I have always been attracted to caring men. Nevertheless their caring nature has surprised me. It surprised me that someone would be interested in me when I was ill and would be willing to come by just to check on if I was OK. My experience with my mother was that she just did not care. Sure she would once in a while buy me some candy when I was ill and provide me medication, but that was about it. Occasionally she would get angry when her sleep was interrupted because of my illnesses, so I learned not to burden her with such issues. Hence, it really blew me away when my boyfriends showed real care and love towards me when I was ill.

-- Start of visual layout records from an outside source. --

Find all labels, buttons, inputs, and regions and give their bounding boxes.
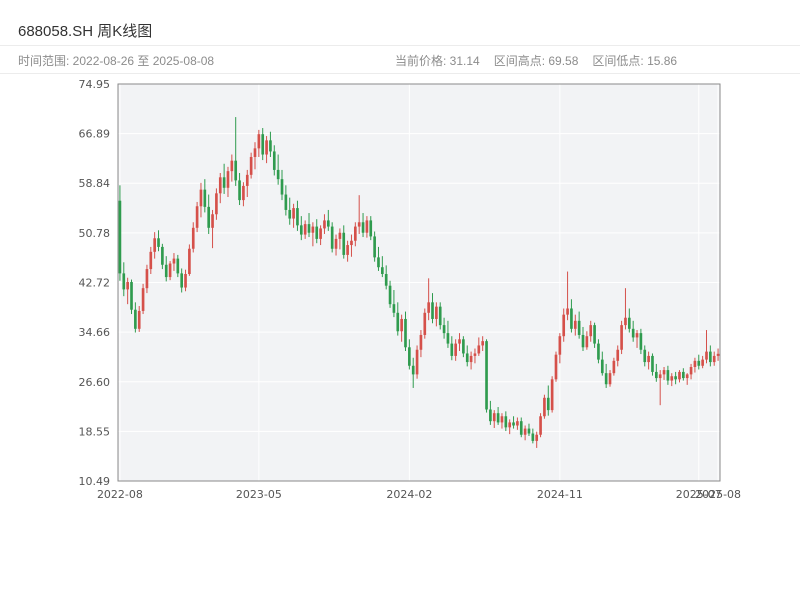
svg-text:2024-11: 2024-11 xyxy=(537,488,583,501)
svg-text:2023-05: 2023-05 xyxy=(236,488,282,501)
date-range-label: 时间范围: 2022-08-26 至 2025-08-08 xyxy=(18,54,215,68)
header-divider xyxy=(0,45,800,46)
svg-text:18.55: 18.55 xyxy=(79,425,111,438)
range-high-label: 区间高点: 69.58 xyxy=(493,54,579,68)
svg-text:66.89: 66.89 xyxy=(79,128,111,141)
svg-text:2025-08: 2025-08 xyxy=(695,488,741,501)
subheader-divider xyxy=(0,73,800,74)
price-stats: 当前价格: 31.14 区间高点: 69.58 区间低点: 15.86 xyxy=(395,52,677,69)
svg-text:58.84: 58.84 xyxy=(79,177,111,190)
svg-text:2022-08: 2022-08 xyxy=(97,488,143,501)
current-price-label: 当前价格: 31.14 xyxy=(395,54,480,68)
svg-text:26.60: 26.60 xyxy=(79,376,111,389)
svg-text:74.95: 74.95 xyxy=(79,78,111,91)
svg-text:50.78: 50.78 xyxy=(79,227,111,240)
svg-text:34.66: 34.66 xyxy=(79,326,111,339)
svg-text:2024-02: 2024-02 xyxy=(386,488,432,501)
page-title: 688058.SH 周K线图 xyxy=(18,23,153,40)
svg-text:10.49: 10.49 xyxy=(79,475,111,488)
svg-text:42.72: 42.72 xyxy=(79,277,111,290)
svg-text:2025-07: 2025-07 xyxy=(676,488,722,501)
range-low-label: 区间低点: 15.86 xyxy=(592,54,678,68)
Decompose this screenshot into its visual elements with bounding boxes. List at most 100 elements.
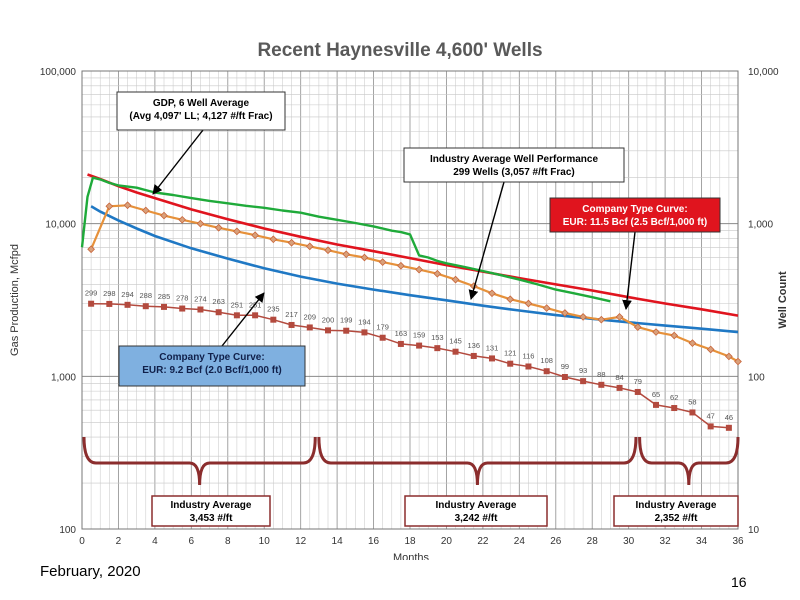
well-count-marker: [489, 355, 495, 362]
haynesville-chart: Recent Haynesville 4,600' Wells 0 2 4 6 8 10 1…: [9, 40, 789, 564]
industry-average-marker: [542, 304, 551, 312]
industry-average-marker: [633, 323, 642, 332]
well-count-data-label: 153: [431, 333, 444, 342]
well-count-marker: [270, 316, 277, 323]
well-count-marker: [580, 378, 587, 385]
x-tick-label: 36: [732, 536, 744, 547]
well-count-data-label: 209: [304, 312, 317, 321]
well-count-marker: [543, 368, 550, 375]
well-count-marker: [616, 384, 623, 391]
callout-box-gdp: [116, 91, 286, 131]
well-count-data-label: 93: [579, 366, 587, 375]
y-right-tick-label: 10,000: [748, 67, 779, 78]
y-right-tick-label: 100: [748, 372, 765, 383]
x-axis-label: Months: [393, 552, 430, 560]
well-count-data-label: 47: [706, 411, 714, 420]
callout-arrow: [468, 181, 505, 300]
callout-box-blue: [118, 345, 306, 387]
well-count-data-label: 145: [449, 337, 462, 346]
well-count-data-label: 159: [413, 331, 426, 340]
industry-average-marker: [160, 211, 168, 220]
company-type-curve-red-line: [87, 173, 739, 317]
industry-average-marker: [233, 227, 241, 236]
x-tick-label: 20: [441, 536, 453, 547]
callout-arrow: [221, 292, 265, 347]
company-type-curve-blue-line: [90, 205, 739, 334]
well-count-data-label: 65: [652, 390, 660, 399]
well-count-marker: [689, 409, 696, 416]
x-tick-label: 4: [152, 536, 158, 547]
industry-average-marker: [105, 202, 114, 211]
well-count-data-label: 278: [176, 294, 189, 303]
callout-text-blue: EUR: 9.2 Bcf (2.0 Bcf/1,000 ft): [142, 365, 282, 376]
bracket-label-box-b3: [613, 495, 739, 527]
industry-average-marker: [561, 309, 569, 317]
industry-average-marker: [652, 328, 660, 336]
well-count-data-label: 88: [597, 370, 605, 379]
bracket-label-text-b1: 3,453 #/ft: [190, 513, 233, 524]
callout-text-industry: 299 Wells (3,057 #/ft Frac): [453, 167, 575, 178]
well-count-data-label: 131: [486, 343, 499, 352]
x-tick-label: 24: [514, 536, 526, 547]
well-count-marker: [634, 388, 641, 395]
industry-average-marker: [378, 258, 387, 266]
industry-average-marker: [706, 345, 715, 354]
x-tick-label: 30: [623, 536, 635, 547]
well-count-data-label: 136: [468, 341, 481, 350]
well-count-marker: [561, 373, 568, 380]
well-count-marker: [470, 352, 477, 359]
y-left-tick-label: 10,000: [45, 220, 76, 231]
well-count-data-label: 108: [540, 356, 553, 365]
x-tick-label: 10: [259, 536, 271, 547]
industry-average-marker: [488, 289, 496, 298]
well-count-data-label: 99: [561, 362, 569, 371]
callout-text-blue: Company Type Curve:: [159, 352, 264, 363]
x-tick-label: 14: [332, 536, 344, 547]
bracket-label-text-b3: Industry Average: [636, 500, 717, 511]
well-count-data-label: 298: [103, 289, 116, 298]
annotations: GDP, 6 Well Average (Avg 4,097' LL; 4,127…: [82, 91, 740, 527]
well-count-marker: [507, 360, 514, 367]
well-count-marker: [306, 324, 313, 331]
x-tick-label: 8: [225, 536, 231, 547]
callout-text-gdp: GDP, 6 Well Average: [153, 98, 250, 109]
industry-average-marker: [597, 315, 606, 324]
x-tick-label: 34: [696, 536, 708, 547]
well-count-marker: [343, 327, 350, 334]
well-count-marker: [671, 405, 678, 412]
well-count-marker: [233, 312, 240, 319]
x-tick-label: 2: [116, 536, 122, 547]
well-count-marker: [434, 345, 441, 352]
series-layer: 2992982942882852782742632512512352172092…: [80, 173, 742, 431]
callout-arrow: [152, 129, 204, 195]
bracket-label-text-b3: 2,352 #/ft: [655, 513, 698, 524]
y-right-tick-label: 1,000: [748, 220, 773, 231]
well-count-marker: [288, 321, 295, 328]
y-axis-right-label: Well Count: [777, 271, 789, 329]
x-tick-label: 22: [477, 536, 489, 547]
industry-average-marker: [451, 275, 460, 284]
well-count-marker: [397, 340, 404, 347]
well-count-data-label: 121: [504, 349, 517, 358]
gdp-average-line: [80, 176, 611, 303]
industry-average-marker: [269, 235, 278, 244]
well-count-data-label: 116: [522, 351, 534, 360]
bracket-label-text-b2: 3,242 #/ft: [455, 513, 498, 524]
industry-average-marker: [251, 231, 259, 240]
well-count-data-label: 199: [340, 316, 353, 325]
y-left-tick-label: 100,000: [40, 67, 77, 78]
x-tick-label: 6: [189, 536, 195, 547]
industry-average-marker: [324, 246, 332, 255]
callout-box-industry: [403, 147, 625, 183]
industry-average-marker: [524, 299, 533, 308]
well-count-marker: [325, 327, 331, 334]
x-tick-label: 16: [368, 536, 380, 547]
well-count-marker: [525, 363, 532, 370]
well-count-marker: [252, 312, 259, 319]
well-count-marker: [179, 305, 186, 312]
industry-average-marker: [506, 295, 515, 304]
x-tick-label: 12: [295, 536, 307, 547]
bracket-label-box-b2: [404, 495, 548, 527]
well-count-marker: [653, 401, 659, 408]
well-count-data-label: 194: [358, 317, 371, 326]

Unfortunately I could really not return the favor. I had learned to ignore my own illnesses and problems, so how could I ever be attentive to theirs? My attitude towards acknowledging any problems with one’s health or emotional wellbeing was: “Do not be a baby”. For many years I was totally unable to cry- the tears would just not come. I was just so alienated from my emotions.
I am making baby steps towards learning how to be caring towards myself and towards others. Now when someone gets injured during sports I can almost sincerely feel compassion and not immediately think- “what a wuss”. The real key has been learning how to attend my own emotions and health. I am not going to work anymore, when I just feel extremely crappy. I let myself cry. As I am becoming more comfortable with my own weaknesses, I have more compassion towards other people as well. However, this is not a simple process and it will probably take me a while to learn to be emphatic and caring. The key is not force it. I have had to find out that one just cannot learn to be emphatic. Empathy is something that for the survivors of neglectful childhood comes with time. Especially during the first period of your therapy you actually have to be selfish. You have to get into contact with your own pain before you can relate to anyone else’s.